Mechanical, Chemical and Bond Strength Properties of Bisphenol-A Free Composites

Objectives: The aim of this study was to evaluate mechanical, chemical and bond strength properties of bisphenol-A free (BPA-free) resin-based composite (RBC) containing an elastomeric monomer.
Methods: BPA-free RBCs were blended either containing 60/25/14wt% of UDMA, PEG400 and TEGDMA (UDMA) or 35/25/25/14wt% of UDMA, PEG400, Exothane 24 and TEGDMA (UDMA-EXO) monomers. Camphorquinone (0.5wt%) and DMPOH (0.5wt%) were added as the photoinitiator system and, 52wt% of 7.5µm BaBAlSi glass and 13wt% 40nm fumed silica were added as filler loading. A multiwave LED (VALO, Ultradent) was used to photo-activate all samples. Mechanical properties (n=10) were assessed by ultimate tensile strength (UTS), flexural strength (FS), flexural modulus (FM) e Knoop hardness (H) tests. Chemical properties (n=10) were assessed by degree of conversion (DC), chemical softening (CSoft), water sorption (Wsp) and water solubility (Wsl). For Microtensile bond strength test, twenty box shaped Class I (4 mm in depth) preparations were fabricated in the pulp chamber of sound human third molars. The restorations were made (two layers of 2-mm in thickness) using either a UDMA or UDMA-EXO experimental composites (n=10).
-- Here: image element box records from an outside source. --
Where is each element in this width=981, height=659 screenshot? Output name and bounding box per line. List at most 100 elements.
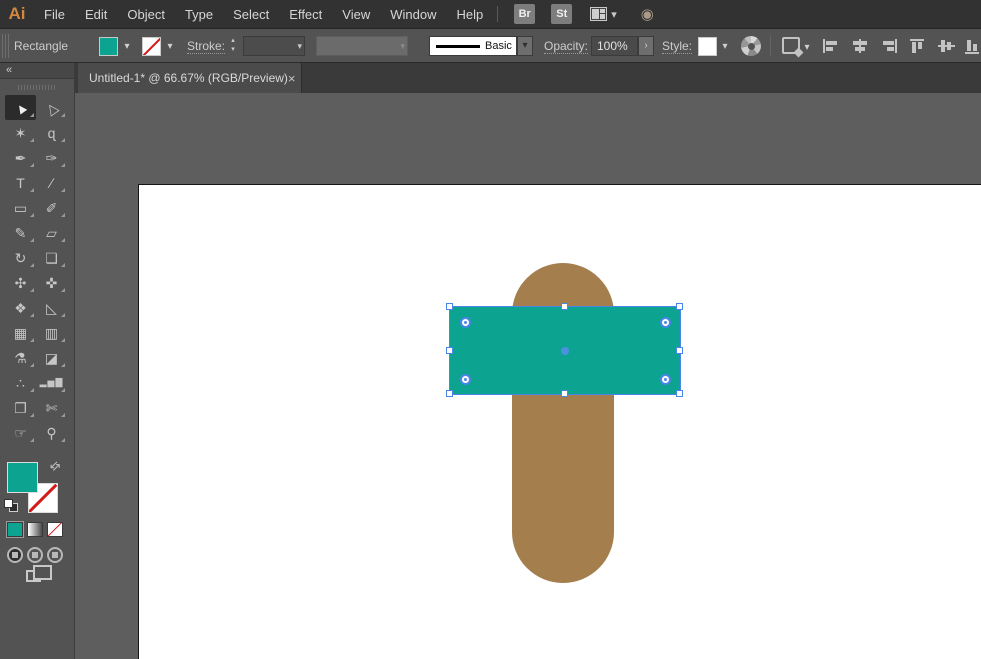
tool-shape-builder[interactable]: ❖: [5, 295, 36, 320]
stroke-weight-label[interactable]: Stroke:: [187, 39, 226, 54]
align-left-button[interactable]: [822, 38, 840, 54]
tool-hand[interactable]: ☞: [5, 420, 36, 445]
canvas-area[interactable]: [75, 93, 981, 659]
selection-center-point[interactable]: [561, 347, 569, 355]
panel-collapse-button[interactable]: «: [0, 63, 74, 79]
tool-rectangle[interactable]: ▭: [5, 195, 36, 220]
menu-file[interactable]: File: [34, 0, 75, 29]
draw-inside-button[interactable]: [47, 547, 63, 563]
panel-grip[interactable]: [18, 85, 56, 90]
arrange-documents-icon[interactable]: [590, 7, 608, 21]
tool-column-graph[interactable]: ▂▅▇: [36, 370, 67, 395]
tool-shaper[interactable]: ✎: [5, 220, 36, 245]
tool-magic-wand[interactable]: ✶: [5, 120, 36, 145]
tool-direct-selection[interactable]: △: [36, 95, 67, 120]
fill-color-swatch[interactable]: [99, 37, 118, 56]
shape-properties-icon[interactable]: [782, 37, 800, 54]
tool-line-segment[interactable]: ∕: [36, 170, 67, 195]
corner-radius-widget-top-left[interactable]: [460, 317, 471, 328]
tool-symbol-sprayer[interactable]: ∴: [5, 370, 36, 395]
align-right-button[interactable]: [880, 38, 898, 54]
stroke-color-swatch[interactable]: [142, 37, 161, 56]
stock-button[interactable]: St: [551, 4, 573, 24]
selection-handle-top-center[interactable]: [561, 303, 568, 310]
menu-view[interactable]: View: [332, 0, 380, 29]
selection-handle-bottom-left[interactable]: [446, 390, 453, 397]
tool-slice[interactable]: ✄: [36, 395, 67, 420]
tool-puppet-warp[interactable]: ✜: [36, 270, 67, 295]
stepper-up-icon[interactable]: ▴: [227, 36, 239, 45]
align-vertical-center-button[interactable]: [938, 38, 956, 54]
opacity-input[interactable]: 100%: [591, 36, 638, 56]
tool-paintbrush[interactable]: ✐: [36, 195, 67, 220]
selection-handle-bottom-right[interactable]: [676, 390, 683, 397]
draw-behind-button[interactable]: [27, 547, 43, 563]
tool-artboard[interactable]: ❐: [5, 395, 36, 420]
selection-handle-top-right[interactable]: [676, 303, 683, 310]
app-logo: Ai: [8, 4, 26, 23]
stroke-weight-stepper[interactable]: ▴ ▾: [227, 36, 239, 56]
selection-handle-middle-right[interactable]: [676, 347, 683, 354]
tool-zoom[interactable]: ⚲: [36, 420, 67, 445]
default-fill-stroke-icon[interactable]: [4, 499, 18, 512]
tool-pen[interactable]: ✒: [5, 145, 36, 170]
tool-width[interactable]: ✣: [5, 270, 36, 295]
color-paint-button[interactable]: [6, 521, 24, 538]
tool-eyedropper[interactable]: ⚗: [5, 345, 36, 370]
recolor-artwork-icon[interactable]: [741, 36, 761, 56]
control-bar-grip[interactable]: [2, 34, 9, 58]
bridge-button[interactable]: Br: [514, 4, 536, 24]
swap-fill-stroke-icon[interactable]: ⇆: [47, 457, 64, 474]
menu-select[interactable]: Select: [223, 0, 279, 29]
dropdown-chevron-icon: ▾: [400, 41, 405, 51]
gradient-paint-button[interactable]: [27, 522, 43, 537]
tool-eraser[interactable]: ▱: [36, 220, 67, 245]
brush-definition-field[interactable]: Basic: [429, 36, 517, 56]
align-bottom-button[interactable]: [964, 38, 981, 54]
tool-blend[interactable]: ◪: [36, 345, 67, 370]
tool-gradient[interactable]: ▥: [36, 320, 67, 345]
fill-color-chevron-icon[interactable]: ▾: [120, 41, 134, 52]
tool-selection[interactable]: ▲: [5, 95, 36, 120]
arrange-documents-chevron-icon[interactable]: ▾: [611, 8, 617, 21]
style-chevron-icon[interactable]: ▾: [718, 41, 732, 52]
tab-close-icon[interactable]: ×: [288, 71, 296, 86]
menu-effect[interactable]: Effect: [279, 0, 332, 29]
tool-lasso[interactable]: ɋ: [36, 120, 67, 145]
menu-type[interactable]: Type: [175, 0, 223, 29]
selection-handle-middle-left[interactable]: [446, 347, 453, 354]
stepper-down-icon[interactable]: ▾: [227, 45, 239, 54]
tool-scale[interactable]: ❏: [36, 245, 67, 270]
opacity-expand-button[interactable]: ›: [638, 36, 654, 56]
stroke-weight-dropdown[interactable]: ▾: [243, 36, 305, 56]
corner-radius-widget-bottom-right[interactable]: [660, 374, 671, 385]
align-horizontal-center-button[interactable]: [851, 38, 869, 54]
tool-perspective-grid[interactable]: ◺: [36, 295, 67, 320]
document-tab[interactable]: Untitled-1* @ 66.67% (RGB/Preview) ×: [78, 63, 302, 93]
tool-mesh[interactable]: ▦: [5, 320, 36, 345]
tool-type[interactable]: T: [5, 170, 36, 195]
control-bar-separator: [770, 35, 771, 57]
tool-rotate[interactable]: ↻: [5, 245, 36, 270]
tool-curvature[interactable]: ✑: [36, 145, 67, 170]
corner-radius-widget-bottom-left[interactable]: [460, 374, 471, 385]
change-screen-mode-icon[interactable]: [26, 565, 52, 582]
stroke-color-chevron-icon[interactable]: ▾: [163, 41, 177, 52]
draw-normal-button[interactable]: [7, 547, 23, 563]
style-swatch[interactable]: [698, 37, 717, 56]
fill-indicator[interactable]: [7, 462, 38, 493]
align-top-button[interactable]: [909, 38, 927, 54]
corner-radius-widget-top-right[interactable]: [660, 317, 671, 328]
menu-object[interactable]: Object: [117, 0, 175, 29]
selection-handle-top-left[interactable]: [446, 303, 453, 310]
gpu-performance-icon[interactable]: ◉: [641, 5, 654, 23]
menu-window[interactable]: Window: [380, 0, 446, 29]
shape-properties-chevron-icon[interactable]: ▾: [802, 42, 812, 53]
brush-dropdown-button[interactable]: ▾: [517, 36, 533, 56]
menu-edit[interactable]: Edit: [75, 0, 117, 29]
none-paint-button[interactable]: [47, 522, 63, 537]
style-label[interactable]: Style:: [662, 39, 693, 54]
selection-handle-bottom-center[interactable]: [561, 390, 568, 397]
opacity-label[interactable]: Opacity:: [544, 39, 589, 54]
menu-help[interactable]: Help: [446, 0, 493, 29]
After 24 h in water storage, the restorations were sectioned in beams (0.81 mm² area) and tested for dentin microtensile bond strength (µTBS). Data were submitted to ANOVA and Tukey’s test (α=0.05, β=0.2) for all tests.
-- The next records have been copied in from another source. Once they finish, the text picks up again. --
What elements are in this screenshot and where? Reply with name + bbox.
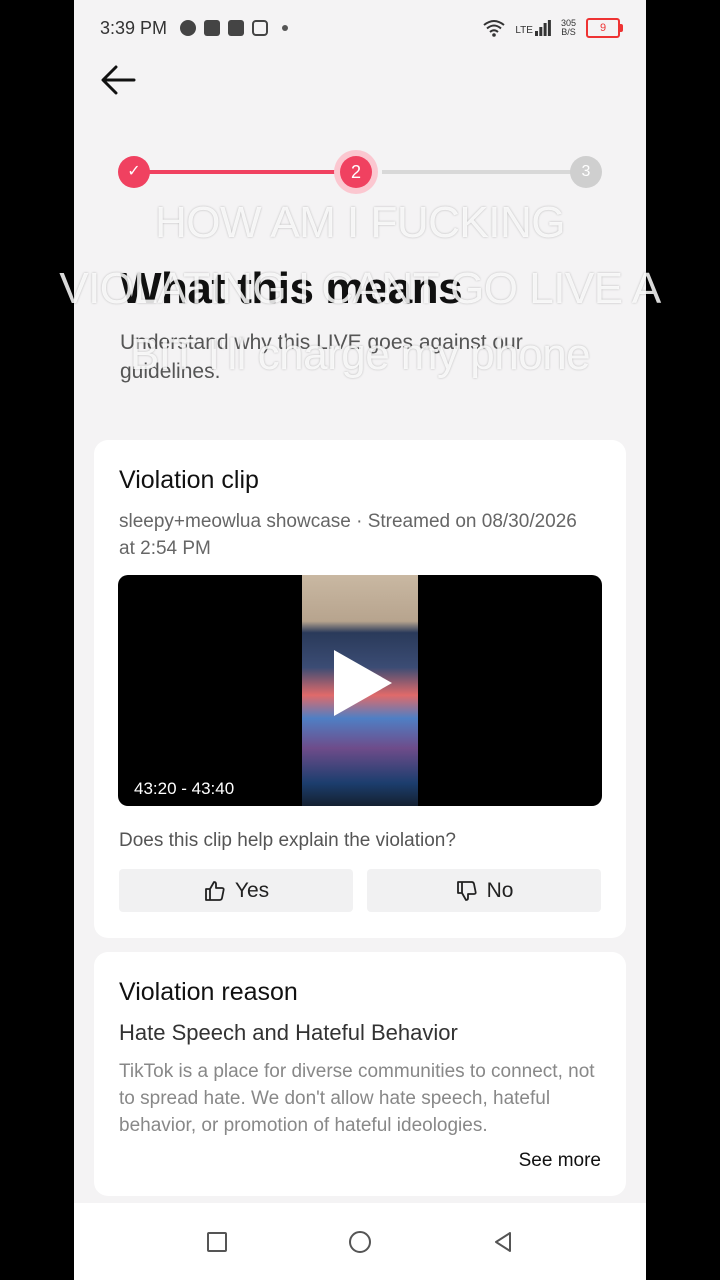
stepper-line-pending: [382, 170, 586, 174]
step-1-complete: ✓: [118, 156, 150, 188]
thumbs-up-icon: [204, 880, 225, 901]
progress-stepper: ✓ 2 3: [118, 150, 602, 194]
violation-reason-card: Violation reason Hate Speech and Hateful…: [94, 952, 626, 1196]
chat-notification-icon: [180, 20, 196, 36]
status-bar: 3:39 PM LTE 305 B/S 9: [74, 0, 646, 58]
phone-screen: 3:39 PM LTE 305 B/S 9 ✓ 2 3 What this me…: [74, 0, 646, 1280]
play-icon[interactable]: [334, 650, 392, 716]
back-nav-icon[interactable]: [491, 1230, 515, 1254]
system-icons: LTE 305 B/S 9: [483, 18, 623, 38]
more-notifications-dot-icon: [282, 25, 288, 31]
step-2-current: 2: [334, 150, 378, 194]
yes-feedback-button[interactable]: Yes: [119, 869, 353, 912]
no-label: No: [486, 878, 514, 902]
app-notification-icon: [204, 20, 220, 36]
clip-timestamp: 43:20 - 43:40: [134, 779, 235, 798]
stepper-line-completed: [134, 170, 360, 174]
violation-clip-card: Violation clip sleepy+meowlua showcase ·…: [94, 440, 626, 938]
signal-icon: LTE: [515, 20, 551, 36]
violation-video-player[interactable]: 43:20 - 43:40: [118, 575, 602, 806]
yes-label: Yes: [234, 878, 270, 902]
back-arrow-icon[interactable]: [100, 62, 140, 98]
signal-bars-icon: [534, 20, 551, 36]
app-notification-icon: [228, 20, 244, 36]
page-subtitle: Understand why this LIVE goes against ou…: [120, 331, 523, 383]
clip-stream-info: sleepy+meowlua showcase · Streamed on 08…: [119, 511, 577, 559]
status-time: 3:39 PM: [100, 18, 168, 38]
see-more-link[interactable]: See more: [519, 1150, 601, 1172]
reason-card-title: Violation reason: [119, 978, 298, 1006]
reason-description: TikTok is a place for diverse communitie…: [119, 1061, 595, 1136]
speed-unit: B/S: [561, 27, 576, 37]
recent-apps-icon[interactable]: [205, 1230, 229, 1254]
network-type: LTE: [515, 25, 533, 36]
network-speed: 305 B/S: [561, 19, 576, 37]
battery-icon: 9: [586, 18, 623, 38]
feedback-question: Does this clip help explain the violatio…: [119, 830, 456, 851]
step-3-pending: 3: [570, 156, 602, 188]
page-title: What this means: [120, 264, 463, 313]
no-feedback-button[interactable]: No: [367, 869, 601, 912]
instagram-icon: [252, 20, 268, 36]
wifi-icon: [483, 20, 505, 37]
clip-card-title: Violation clip: [119, 466, 259, 494]
home-icon[interactable]: [348, 1230, 372, 1254]
step-2-label: 2: [340, 156, 372, 188]
notification-icons: [180, 20, 288, 36]
system-navigation-bar: [74, 1203, 646, 1280]
thumbs-down-icon: [456, 880, 477, 901]
reason-category: Hate Speech and Hateful Behavior: [119, 1020, 458, 1045]
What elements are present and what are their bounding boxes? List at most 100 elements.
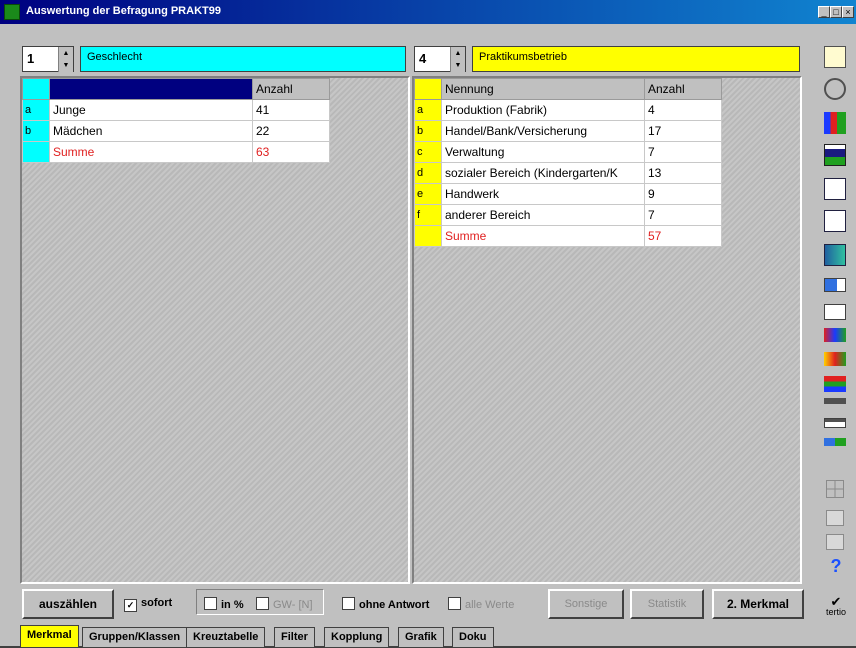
row-key: b <box>22 120 50 142</box>
row-count: 9 <box>644 183 722 205</box>
tab-merkmal[interactable]: Merkmal <box>20 625 79 647</box>
split-bar-icon[interactable] <box>824 418 846 428</box>
checkbox-checked: ✓ <box>124 599 137 612</box>
alle-werte-checkbox[interactable]: alle Werte <box>448 597 514 611</box>
table-row[interactable]: d sozialer Bereich (Kindergarten/K 13 <box>414 162 722 184</box>
stacked-bar-icon[interactable] <box>824 144 846 166</box>
tertio-icon[interactable]: ✔ tertio <box>822 595 850 617</box>
tab-filter[interactable]: Filter <box>274 627 315 647</box>
table-row[interactable]: b Handel/Bank/Versicherung 17 <box>414 120 722 142</box>
save-icon[interactable] <box>826 534 844 550</box>
pie-chart-icon[interactable] <box>824 78 846 100</box>
zweites-merkmal-button[interactable]: 2. Merkmal <box>712 589 804 619</box>
app-icon <box>4 4 20 20</box>
sonstige-button[interactable]: Sonstige <box>548 589 624 619</box>
tab-gruppen-klassen[interactable]: Gruppen/Klassen <box>82 627 188 647</box>
row-key: e <box>414 183 442 205</box>
checkbox-unchecked <box>204 597 217 610</box>
statistik-button[interactable]: Statistik <box>630 589 704 619</box>
table-header: Nennung Anzahl <box>22 78 330 100</box>
tertio-label: tertio <box>825 607 846 617</box>
printer-icon[interactable] <box>826 510 844 526</box>
left-results-panel: Nennung Anzahl a Junge 41 b Mädchen 22 S… <box>20 76 410 584</box>
sum-count: 63 <box>252 141 330 163</box>
sum-label: Summe <box>49 141 253 163</box>
grid-icon[interactable] <box>826 480 844 498</box>
row-count: 7 <box>644 204 722 226</box>
table-header: Nennung Anzahl <box>414 78 722 100</box>
in-prozent-label: in % <box>221 599 244 611</box>
sofort-checkbox[interactable]: ✓ sofort <box>124 597 172 612</box>
gw-checkbox[interactable]: GW- [N] <box>256 597 313 611</box>
split-color-bar-icon[interactable] <box>824 438 846 446</box>
frequency-table-right: Nennung Anzahl a Produktion (Fabrik) 4 b… <box>414 78 722 247</box>
row-count: 7 <box>644 141 722 163</box>
spinner-value: 4 <box>419 51 427 66</box>
sum-key <box>22 141 50 163</box>
table-row[interactable]: a Produktion (Fabrik) 4 <box>414 99 722 121</box>
anzahl-header[interactable]: Anzahl <box>644 78 722 100</box>
in-prozent-checkbox[interactable]: in % <box>204 597 244 611</box>
variable-spinner-right[interactable]: 4 ▲ ▼ <box>414 46 466 72</box>
close-button[interactable]: × <box>842 6 854 18</box>
tab-doku[interactable]: Doku <box>452 627 494 647</box>
gradient-bar-icon[interactable] <box>824 352 846 366</box>
tab-kreuztabelle[interactable]: Kreuztabelle <box>186 627 266 647</box>
spinner-down-icon[interactable]: ▼ <box>58 59 73 72</box>
sum-row: Summe 57 <box>414 225 722 247</box>
row-label: Produktion (Fabrik) <box>441 99 645 121</box>
row-count: 22 <box>252 120 330 142</box>
maximize-button[interactable]: □ <box>830 6 842 18</box>
sum-row: Summe 63 <box>22 141 330 163</box>
row-label: Junge <box>49 99 253 121</box>
row-label: Verwaltung <box>441 141 645 163</box>
nennung-header[interactable]: Nennung <box>441 78 645 100</box>
help-icon[interactable]: ? <box>828 556 844 578</box>
table-icon[interactable] <box>824 46 846 68</box>
table-row[interactable]: b Mädchen 22 <box>22 120 330 142</box>
row-label: anderer Bereich <box>441 204 645 226</box>
variable-label-left: Geschlecht <box>80 46 406 72</box>
nennung-header[interactable]: Nennung <box>49 78 253 100</box>
anzahl-header[interactable]: Anzahl <box>252 78 330 100</box>
row-key: d <box>414 162 442 184</box>
table-row[interactable]: c Verwaltung 7 <box>414 141 722 163</box>
scatter-icon[interactable] <box>824 304 846 320</box>
tab-kopplung[interactable]: Kopplung <box>324 627 390 647</box>
area-chart-icon[interactable] <box>824 210 846 232</box>
line-chart-icon[interactable] <box>824 178 846 200</box>
table-row[interactable]: e Handwerk 9 <box>414 183 722 205</box>
list-bars-icon[interactable] <box>824 398 846 404</box>
row-count: 41 <box>252 99 330 121</box>
table-row[interactable]: a Junge 41 <box>22 99 330 121</box>
multi-bar-icon[interactable] <box>824 376 846 392</box>
alle-werte-label: alle Werte <box>465 599 515 611</box>
tool-strip: ? ✔ tertio <box>816 40 856 620</box>
colored-bar-icon[interactable] <box>824 328 846 342</box>
checkbox-unchecked <box>256 597 269 610</box>
ohne-antwort-checkbox[interactable]: ohne Antwort <box>342 597 429 611</box>
checkbox-unchecked <box>448 597 461 610</box>
row-key: f <box>414 204 442 226</box>
horizontal-bar-icon[interactable] <box>824 278 846 292</box>
ohne-antwort-label: ohne Antwort <box>359 599 430 611</box>
tab-grafik[interactable]: Grafik <box>398 627 444 647</box>
table-row[interactable]: f anderer Bereich 7 <box>414 204 722 226</box>
auszaehlen-button[interactable]: auszählen <box>22 589 114 619</box>
spinner-down-icon[interactable]: ▼ <box>450 59 465 72</box>
minimize-button[interactable]: _ <box>818 6 830 18</box>
row-label: Handwerk <box>441 183 645 205</box>
bar-chart-icon[interactable] <box>824 112 846 134</box>
title-bar: Auswertung der Befragung PRAKT99 _ □ × <box>0 0 856 24</box>
variable-spinner-left[interactable]: 1 ▲ ▼ <box>22 46 74 72</box>
sum-key <box>414 225 442 247</box>
row-label: Handel/Bank/Versicherung <box>441 120 645 142</box>
row-key: b <box>414 120 442 142</box>
sum-label: Summe <box>441 225 645 247</box>
row-key: a <box>22 99 50 121</box>
sum-count: 57 <box>644 225 722 247</box>
variable-label-right: Praktikumsbetrieb <box>472 46 800 72</box>
column-chart-icon[interactable] <box>824 244 846 266</box>
sofort-label: sofort <box>141 597 173 609</box>
row-key: c <box>414 141 442 163</box>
Results: The Table 1 shows all means for all performed tests. The results showed that BPA-free RBCs containing UDMA-EXO showed lower FS and FM than UDMA, but no differences were found for CS and Wsol. However, UDMA-EXO showed lower CSoft and Wsp and higher H, DC and microtensile bond strength than UDMA.
Conclusions: Thus, it was possible to conclude that despite the reduction in mechanical properties, the use of an elastomeric monomer could improve chemical properties and increase bond strength of BPA-free RBCs.